As for other gratuities, weapon customization sees more practical value than novelty this time; yes, you can line your G36 with zebra stripes, but accessories like scopes, muzzles, and stocks enhance and even specialize a primary weapon, special weapon, and sidearm. Beware, however. Automatic checkpoints allow seamless and uncomplicated progression but later on in the campaign arrive at a few exasperating intervals. Moreover, weapon upgrades are liable to any unsaved activity: stop short of a checkpoint and every upgrade made since the last segment disappears. Still, with items unlocked with campaign completion and other achievements, retooling your arsenal in this degree is worth the extra sweat.

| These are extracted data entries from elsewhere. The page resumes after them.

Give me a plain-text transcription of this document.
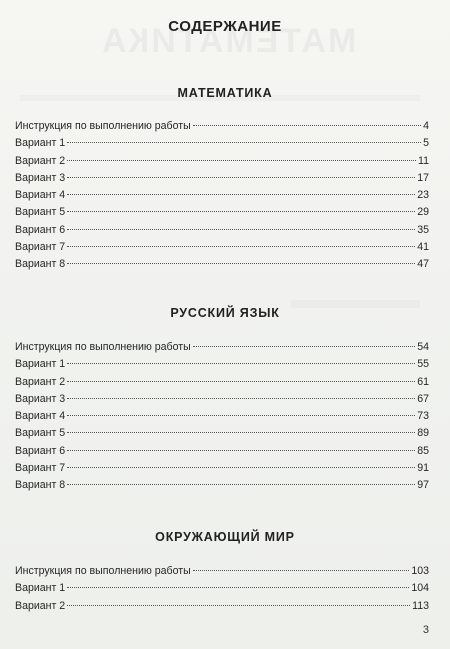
СОДЕРЖАНИЕ
МАТЕМАТИКА
Инструкция по выполнению работы	4
Вариант 1	5
Вариант 2	11
Вариант 3	17
Вариант 4	23
Вариант 5	29
Вариант 6	35
Вариант 7	41
Вариант 8	47
РУССКИЙ ЯЗЫК
Инструкция по выполнению работы	54
Вариант 1	55
Вариант 2	61
Вариант 3	67
Вариант 4	73
Вариант 5	89
Вариант 6	85
Вариант 7	91
Вариант 8	97
ОКРУЖАЮЩИЙ МИР
Инструкция по выполнению работы	103
Вариант 1	104
Вариант 2	113
3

Guess who? Fooling the enemy is ineffably gratifying.Another way in which EA Montreal looked more closely at the duo is ethically. Five times during the campaign, either Rios or Salem faces a moral dilemma with two choices, one of which must be made by the player (or, if co-op, one of the players). Double-cross? Be merciful? Do what's asked instead of what feels right? Consequences are immediately revealed in comic-art cutscenes from third-person omniscient, each poignant. At several more points, players may rescue Shanghai citizens who have met the wrong mercenaries at the wrong time. Salem and Rios can try to gun down the heavies or subdue them, earning rewards for each hostage spared.
Substance confers depth to Salem and Rios. After the first game's superfluous and indulgent backslapping, players couldn't be sure if the developers truly wanted them to root for the guys. With a sharper script and meaningful characterization, they now know. Respectively sardonic and Neanderthal, the men's camaraderie — even their high-fives and paper-rock-scissors mini-game — however lowbrow, is genuinely endearing. "You're supposed to avoid elevators in a fire," protests Salem; to which Rios chides, "And you're supposed to avoid bulls—t in a warzone!"
The plot could be considered desultory. No villain emerges until near the end, and as Rios himself asserts, the two haven't any higher priority than simply escaping the devastation. But adventurers live through pastiche, and the raucous zigzag of The 40th Day suits these two well. Episodic content would fit even better. In 2008 EA Montreal aimed at profundity and missed; but found it this time through the plainspoken. Rios, on refusing to put down an escaped tiger: "I don't shoot animals. People, fine; animals, no." Smiles Salem: "You're a good man, Charlie Brown."